Craven Black caught up the girl’s light figure, and bore her from the cabin, the men following. He strode up the steep hill, holding Neva fiercely to his breast, and now and then he looked down upon her still white face with an expression singularly made up of love and hatred.

Yes, although he had married Lady Wynde from motives of interest, and because, as he had said to himself, a half-loaf of bread was better than none at all, his old love for Neva was not dead in his guilty breast. It was a strange passion, growing hot and cool by turns, now verging toward hatred, and now reviving to its olden strength. As he gathered the girl in his arms, and went up the hill with her at long, fierce strides, he said to himself that there was no crime at which he would pause, no obstacle which he would not sweep from his path, if the heiress of Hawkhurst would only promise to marry him on the attainment of his freedom.

“Neva!” he whispered.

The young girl raised her eyes to his with such a look of loathing and detestation that his love for her changed suddenly again to hatred. He knew in that moment that the guilty scheme he had just conceived was only a vain fancy, and that Neva could never be induced under any circumstances to marry him.

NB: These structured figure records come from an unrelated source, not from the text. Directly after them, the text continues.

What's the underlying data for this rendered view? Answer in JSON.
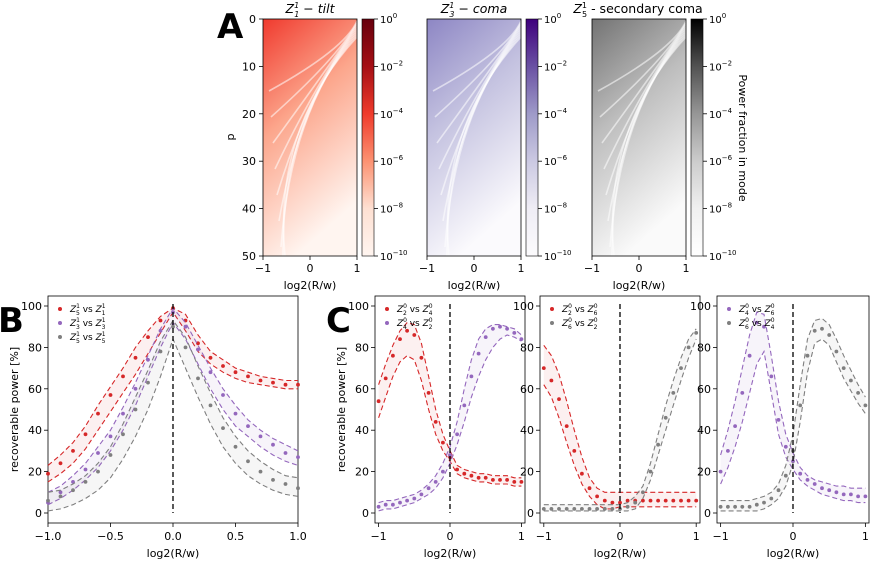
{
  "panel_labels": {
    "A": "A",
    "B": "B",
    "C": "C"
  },
  "colors": {
    "red": "#d62728",
    "purple": "#9467bd",
    "gray": "#7f7f7f"
  },
  "heatmaps": [
    {
      "title_math": "Z",
      "sup": "1",
      "sub": "1",
      "title_rest": " − tilt",
      "title_italic": true,
      "colormap": "reds",
      "colorbar_label": ""
    },
    {
      "title_math": "Z",
      "sup": "1",
      "sub": "3",
      "title_rest": " − coma",
      "title_italic": true,
      "colormap": "purples",
      "colorbar_label": ""
    },
    {
      "title_math": "Z",
      "sup": "1",
      "sub": "5",
      "title_rest": " - secondary coma",
      "title_italic": false,
      "colormap": "greys",
      "colorbar_label": "Power fraction in mode"
    }
  ],
  "heatmap_axes": {
    "ylabel": "p",
    "xlabel": "log2(R/w)",
    "xticks": [
      "−1",
      "0",
      "1"
    ],
    "yticks": [
      "0",
      "10",
      "20",
      "30",
      "40",
      "50"
    ],
    "colorbar_ticks": [
      {
        "base": "10",
        "exp": "0"
      },
      {
        "base": "10",
        "exp": "−2"
      },
      {
        "base": "10",
        "exp": "−4"
      },
      {
        "base": "10",
        "exp": "−6"
      },
      {
        "base": "10",
        "exp": "−8"
      },
      {
        "base": "10",
        "exp": "−10"
      }
    ]
  },
  "chart_data": [
    {
      "id": "B",
      "type": "line",
      "xlabel": "log2(R/w)",
      "ylabel": "recoverable power [%]",
      "xlim": [
        -1.0,
        1.0
      ],
      "ylim": [
        0,
        100
      ],
      "xticks": [
        "−1.0",
        "−0.5",
        "0.0",
        "0.5",
        "1.0"
      ],
      "yticks": [
        "0",
        "20",
        "40",
        "60",
        "80",
        "100"
      ],
      "vline_x": 0,
      "legend": [
        {
          "math": "Z",
          "a_sup": "1",
          "a_sub": "5",
          "mid": " vs ",
          "b_sup": "1",
          "b_sub": "1",
          "color": "red"
        },
        {
          "math": "Z",
          "a_sup": "1",
          "a_sub": "3",
          "mid": " vs ",
          "b_sup": "1",
          "b_sub": "3",
          "color": "purple"
        },
        {
          "math": "Z",
          "a_sup": "1",
          "a_sub": "5",
          "mid": " vs ",
          "b_sup": "1",
          "b_sub": "5",
          "color": "gray"
        }
      ],
      "series": [
        {
          "name": "Z5 vs Z1",
          "color": "red",
          "x": [
            -1,
            -0.9,
            -0.8,
            -0.7,
            -0.6,
            -0.5,
            -0.4,
            -0.3,
            -0.2,
            -0.1,
            0,
            0.1,
            0.2,
            0.3,
            0.4,
            0.5,
            0.6,
            0.7,
            0.8,
            0.9,
            1
          ],
          "points": [
            19,
            24,
            30,
            38,
            48,
            57,
            66,
            75,
            85,
            93,
            99,
            93,
            82,
            75,
            71,
            68,
            66,
            64,
            63,
            62,
            62
          ],
          "upper": [
            23,
            28,
            34,
            42,
            52,
            61,
            70,
            80,
            88,
            95,
            99,
            96,
            86,
            78,
            74,
            70,
            68,
            66,
            65,
            64,
            64
          ],
          "lower": [
            15,
            19,
            24,
            31,
            40,
            49,
            58,
            67,
            77,
            87,
            97,
            88,
            78,
            72,
            68,
            65,
            63,
            62,
            61,
            60,
            60
          ]
        },
        {
          "name": "Z3 vs Z3",
          "color": "purple",
          "x": [
            -1,
            -0.9,
            -0.8,
            -0.7,
            -0.6,
            -0.5,
            -0.4,
            -0.3,
            -0.2,
            -0.1,
            0,
            0.1,
            0.2,
            0.3,
            0.4,
            0.5,
            0.6,
            0.7,
            0.8,
            0.9,
            1
          ],
          "points": [
            5,
            10,
            15,
            21,
            29,
            37,
            48,
            60,
            74,
            88,
            97,
            90,
            79,
            68,
            57,
            48,
            42,
            37,
            33,
            29,
            27
          ],
          "upper": [
            10,
            13,
            18,
            24,
            32,
            40,
            51,
            63,
            76,
            89,
            99,
            92,
            81,
            70,
            60,
            52,
            45,
            40,
            36,
            33,
            30
          ],
          "lower": [
            4,
            7,
            11,
            16,
            22,
            30,
            40,
            52,
            66,
            80,
            92,
            84,
            72,
            60,
            50,
            42,
            37,
            32,
            28,
            25,
            23
          ]
        },
        {
          "name": "Z5 vs Z5",
          "color": "gray",
          "x": [
            -1,
            -0.9,
            -0.8,
            -0.7,
            -0.6,
            -0.5,
            -0.4,
            -0.3,
            -0.2,
            -0.1,
            0,
            0.1,
            0.2,
            0.3,
            0.4,
            0.5,
            0.6,
            0.7,
            0.8,
            0.9,
            1
          ],
          "points": [
            6,
            8,
            11,
            15,
            20,
            28,
            38,
            50,
            63,
            78,
            90,
            80,
            65,
            52,
            41,
            32,
            25,
            20,
            16,
            14,
            12
          ],
          "upper": [
            10,
            11,
            14,
            18,
            24,
            32,
            43,
            56,
            69,
            83,
            93,
            85,
            71,
            58,
            46,
            37,
            30,
            25,
            21,
            18,
            17
          ],
          "lower": [
            1,
            2,
            4,
            7,
            11,
            17,
            26,
            37,
            50,
            66,
            84,
            70,
            56,
            43,
            32,
            24,
            18,
            14,
            11,
            9,
            8
          ]
        }
      ]
    },
    {
      "id": "C1",
      "type": "line",
      "xlabel": "log2(R/w)",
      "ylabel": "recoverable power [%]",
      "xlim": [
        -1.05,
        1.05
      ],
      "ylim": [
        0,
        100
      ],
      "xticks": [
        "−1",
        "0",
        "1"
      ],
      "yticks": [
        "0",
        "20",
        "40",
        "60",
        "80",
        "100"
      ],
      "vline_x": 0,
      "legend": [
        {
          "math": "Z",
          "a_sup": "0",
          "a_sub": "2",
          "mid": " vs ",
          "b_sup": "0",
          "b_sub": "4",
          "color": "red"
        },
        {
          "math": "Z",
          "a_sup": "0",
          "a_sub": "4",
          "mid": " vs ",
          "b_sup": "0",
          "b_sub": "2",
          "color": "purple"
        }
      ],
      "series": [
        {
          "name": "Z2 vs Z4",
          "color": "red",
          "x": [
            -1,
            -0.9,
            -0.8,
            -0.7,
            -0.6,
            -0.5,
            -0.4,
            -0.3,
            -0.2,
            -0.1,
            0,
            0.1,
            0.2,
            0.3,
            0.4,
            0.5,
            0.6,
            0.7,
            0.8,
            0.9,
            1
          ],
          "points": [
            54,
            65,
            76,
            84,
            88,
            86,
            75,
            58,
            44,
            34,
            27,
            21,
            19,
            18,
            17,
            17,
            16,
            16,
            16,
            15,
            15
          ],
          "upper": [
            62,
            72,
            81,
            88,
            92,
            91,
            82,
            66,
            50,
            38,
            30,
            23,
            21,
            20,
            19,
            19,
            18,
            18,
            18,
            17,
            17
          ],
          "lower": [
            46,
            56,
            66,
            73,
            76,
            74,
            64,
            50,
            38,
            30,
            25,
            19,
            17,
            16,
            15,
            15,
            14,
            14,
            14,
            13,
            13
          ]
        },
        {
          "name": "Z4 vs Z2",
          "color": "purple",
          "x": [
            -1,
            -0.9,
            -0.8,
            -0.7,
            -0.6,
            -0.5,
            -0.4,
            -0.3,
            -0.2,
            -0.1,
            0,
            0.1,
            0.2,
            0.3,
            0.4,
            0.5,
            0.6,
            0.7,
            0.8,
            0.9,
            1
          ],
          "points": [
            3,
            4,
            4,
            5,
            6,
            7,
            9,
            12,
            15,
            20,
            28,
            38,
            52,
            66,
            77,
            85,
            89,
            90,
            89,
            87,
            84
          ],
          "upper": [
            5,
            6,
            6,
            7,
            8,
            9,
            11,
            14,
            18,
            24,
            32,
            44,
            60,
            74,
            84,
            89,
            91,
            91,
            90,
            89,
            86
          ],
          "lower": [
            1,
            2,
            2,
            3,
            4,
            5,
            7,
            9,
            12,
            17,
            24,
            33,
            44,
            56,
            66,
            74,
            80,
            84,
            86,
            85,
            83
          ]
        }
      ]
    },
    {
      "id": "C2",
      "type": "line",
      "xlabel": "log2(R/w)",
      "ylabel": "",
      "xlim": [
        -1.05,
        1.05
      ],
      "ylim": [
        0,
        100
      ],
      "xticks": [
        "−1",
        "0",
        "1"
      ],
      "yticks": [
        "0",
        "20",
        "40",
        "60",
        "80",
        "100"
      ],
      "vline_x": 0,
      "legend": [
        {
          "math": "Z",
          "a_sup": "0",
          "a_sub": "2",
          "mid": " vs ",
          "b_sup": "0",
          "b_sub": "6",
          "color": "red"
        },
        {
          "math": "Z",
          "a_sup": "0",
          "a_sub": "6",
          "mid": " vs ",
          "b_sup": "0",
          "b_sub": "2",
          "color": "gray"
        }
      ],
      "series": [
        {
          "name": "Z2 vs Z6",
          "color": "red",
          "x": [
            -1,
            -0.9,
            -0.8,
            -0.7,
            -0.6,
            -0.5,
            -0.4,
            -0.3,
            -0.2,
            -0.1,
            0,
            0.1,
            0.2,
            0.3,
            0.4,
            0.5,
            0.6,
            0.7,
            0.8,
            0.9,
            1
          ],
          "points": [
            70,
            64,
            55,
            42,
            30,
            19,
            12,
            8,
            6,
            5,
            5,
            6,
            6,
            6,
            6,
            6,
            6,
            6,
            6,
            6,
            6
          ],
          "upper": [
            81,
            76,
            67,
            54,
            40,
            27,
            17,
            12,
            10,
            10,
            10,
            10,
            10,
            10,
            10,
            10,
            10,
            10,
            10,
            10,
            10
          ],
          "lower": [
            62,
            56,
            46,
            34,
            23,
            14,
            8,
            4,
            2,
            2,
            3,
            3,
            3,
            3,
            3,
            3,
            3,
            3,
            3,
            3,
            3
          ]
        },
        {
          "name": "Z6 vs Z2",
          "color": "gray",
          "x": [
            -1,
            -0.9,
            -0.8,
            -0.7,
            -0.6,
            -0.5,
            -0.4,
            -0.3,
            -0.2,
            -0.1,
            0,
            0.1,
            0.2,
            0.3,
            0.4,
            0.5,
            0.6,
            0.7,
            0.8,
            0.9,
            1
          ],
          "points": [
            2,
            2,
            2,
            2,
            2,
            2,
            2,
            2,
            2,
            2,
            2,
            3,
            5,
            10,
            20,
            33,
            46,
            58,
            70,
            80,
            87
          ],
          "upper": [
            4,
            4,
            4,
            4,
            4,
            4,
            4,
            4,
            4,
            4,
            4,
            5,
            8,
            13,
            24,
            38,
            52,
            64,
            75,
            84,
            89
          ],
          "lower": [
            1,
            1,
            1,
            1,
            1,
            1,
            1,
            1,
            1,
            1,
            1,
            1,
            2,
            7,
            16,
            28,
            40,
            52,
            64,
            75,
            84
          ]
        }
      ]
    },
    {
      "id": "C3",
      "type": "line",
      "xlabel": "log2(R/w)",
      "ylabel": "",
      "xlim": [
        -1.05,
        1.05
      ],
      "ylim": [
        0,
        100
      ],
      "xticks": [
        "−1",
        "0",
        "1"
      ],
      "yticks": [
        "0",
        "20",
        "40",
        "60",
        "80",
        "100"
      ],
      "vline_x": 0,
      "legend": [
        {
          "math": "Z",
          "a_sup": "0",
          "a_sub": "4",
          "mid": " vs ",
          "b_sup": "0",
          "b_sub": "6",
          "color": "purple"
        },
        {
          "math": "Z",
          "a_sup": "0",
          "a_sub": "6",
          "mid": " vs ",
          "b_sup": "0",
          "b_sub": "4",
          "color": "gray"
        }
      ],
      "series": [
        {
          "name": "Z4 vs Z6",
          "color": "purple",
          "x": [
            -1,
            -0.9,
            -0.8,
            -0.7,
            -0.6,
            -0.5,
            -0.4,
            -0.3,
            -0.2,
            -0.1,
            0,
            0.1,
            0.2,
            0.3,
            0.4,
            0.5,
            0.6,
            0.7,
            0.8,
            0.9,
            1
          ],
          "points": [
            20,
            30,
            42,
            58,
            76,
            92,
            90,
            66,
            45,
            32,
            25,
            19,
            16,
            14,
            12,
            11,
            10,
            9,
            9,
            8,
            8
          ],
          "upper": [
            28,
            40,
            54,
            70,
            86,
            97,
            96,
            76,
            54,
            38,
            29,
            22,
            18,
            16,
            15,
            14,
            13,
            13,
            12,
            12,
            12
          ],
          "lower": [
            14,
            22,
            32,
            44,
            58,
            72,
            78,
            58,
            38,
            27,
            21,
            16,
            13,
            11,
            9,
            8,
            7,
            6,
            6,
            5,
            5
          ]
        },
        {
          "name": "Z6 vs Z4",
          "color": "gray",
          "x": [
            -1,
            -0.9,
            -0.8,
            -0.7,
            -0.6,
            -0.5,
            -0.4,
            -0.3,
            -0.2,
            -0.1,
            0,
            0.1,
            0.2,
            0.3,
            0.4,
            0.5,
            0.6,
            0.7,
            0.8,
            0.9,
            1
          ],
          "points": [
            3,
            3,
            3,
            3,
            3,
            4,
            5,
            7,
            11,
            18,
            30,
            52,
            76,
            88,
            89,
            86,
            78,
            70,
            64,
            58,
            52
          ],
          "upper": [
            6,
            6,
            6,
            6,
            6,
            7,
            8,
            10,
            14,
            23,
            38,
            62,
            84,
            93,
            94,
            91,
            84,
            76,
            69,
            62,
            56
          ],
          "lower": [
            1,
            1,
            1,
            1,
            1,
            1,
            2,
            4,
            7,
            13,
            24,
            44,
            68,
            82,
            84,
            81,
            73,
            65,
            59,
            53,
            48
          ]
        }
      ]
    }
  ]
}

“I’m tired, captain,” he said abruptly. “You can carry her.”

The captain took the helpless burden and went on, Black keeping at his side.

In this manner, taking turns in carrying the young captive, the party returned to the Wilderness.

The mist was still falling when they came upon the plateau, but Mrs. Black stood out upon the lawn, her head bare, her morning robe saturated with wet, and her face worn and haggard with anxiety. There were great dark circles under her hard black eyes, and her mouth was compressed, and there were deep lines about it that added ten years to her apparent age. What she had suffered that day from fear of exposure through her injured step-daughter, her face declared, but she had known less of remorse than of apprehension and terror.

Behind Octavia, upon the porch, and comfortably wrapped in a water-proof cloak, stood Mrs. Artress. Both had thus been watching nearly all the day for the return of the pursuers, and it was now three o’clock of the afternoon, and the dusk was rapidly falling.

“They’ve come! They’ve come!” cried Octavia Black hysterically. “They are alone—No; they have got the girl! We are safe—safe!”